Неясное сознание понимает вопрос по-своему, и всхлипывания перерастают в плач. Мать пытается снова:
— Скажи, что…
Среди плача можно разобрать прерывистые слова:
— Я не знаю…
Мать больше не спрашивает и не успокаивает ее плач. Она тихо сидит и смотрит в темноте на дочь. Потом негромко говорит, обращаясь больше к себе:
— Ах ты, моя бедная большая девочка, что ж нам с тобой делать!
Мать не могла бы объяснить, о чем она печалится. А до сознания дочери дошли не слова, а ласка в голосе. Может, дело было в бушевавшей грозе, которую они обе успели близко разглядеть. Гроза изгнала Люйли из амбара, куда та перебралась еще весной по своим лукавым причинам. Гроза не убила ее, но вынудила среди ночи бежать, и не было уверенности, что иначе она дожила бы до утра. С этого ухода из амбара для Люйли Корке начался новый продолжительно-долгий период жизни.
Прерывистые всхлипывания после плача напоминают удаляющееся погромыхиванье грома. Невыразимые детские ощущения затопляют душу Люйли, когда она волею обстоятельств оказывается предметом материнского нежного попечения. И хоть мать уже стара, но она по-прежнему хорошо знает все секретные материнские ласки и нашептывания. Она целует ее, старая женщина целует свою взрослую дочь, и в этом поцелуе, в самой глубине, таится нечто врачующее, что ощущается изуродованным сознанием как крайняя мера, к которой прибегают радеющие домашние.

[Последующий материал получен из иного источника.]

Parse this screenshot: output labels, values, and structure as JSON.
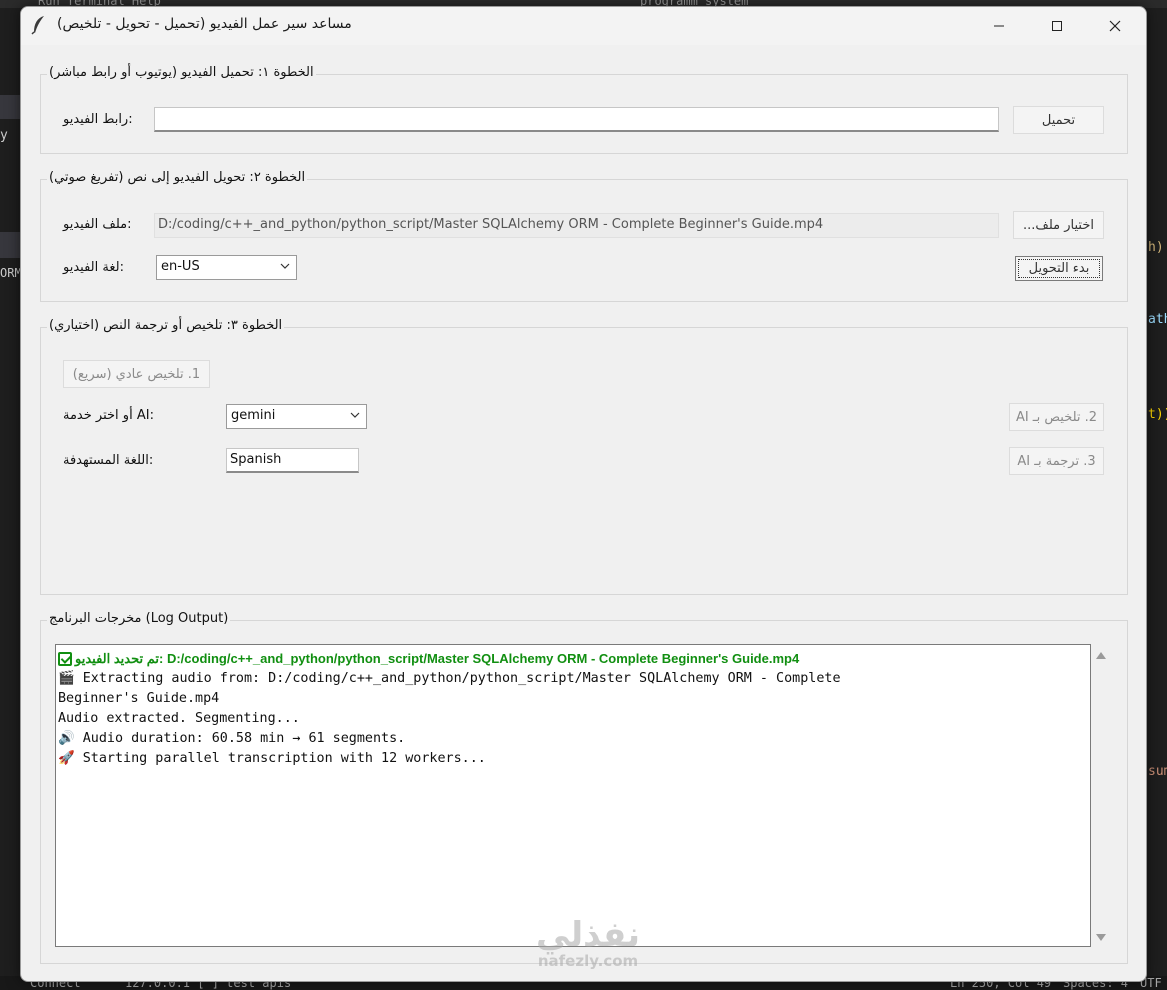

На память Люйли приходят робкие, словно спрашивающие позволения, замеченные ею мелочи. Вяйнё переходил отсюда в избу, и там раздался приглушенный голос отца, но что он говорил, было не слышно. И ничего специально не вспоминая, она тут же отмечает, что толщину стен в этом винить нельзя. А потом вдруг переносится в детство, когда маленькой девочкой спала рядом с отцом, за его спиной, и вдыхала особый надежный запах его кожи. Потом из подсознания выплывает картина недавней грозы и бушевавшего грома; вот один за другим приближаются его раскаты, вот наконец касаются ее, и она не может двинуться с места, а только лежит, напрягшись всем телом. Многие часы прошли с тех пор, как она вошла в амбар, это время теперь скрыто высокой черной горой, которую она одолела, чтобы добраться сюда. Теперь она уже уверена, что громовой гнев больше не разразится, он миновал, он пережит. Временами девушка еще прерывисто вздыхает, лежа в постели, — мать уже ушла в избу, все страшное было позади.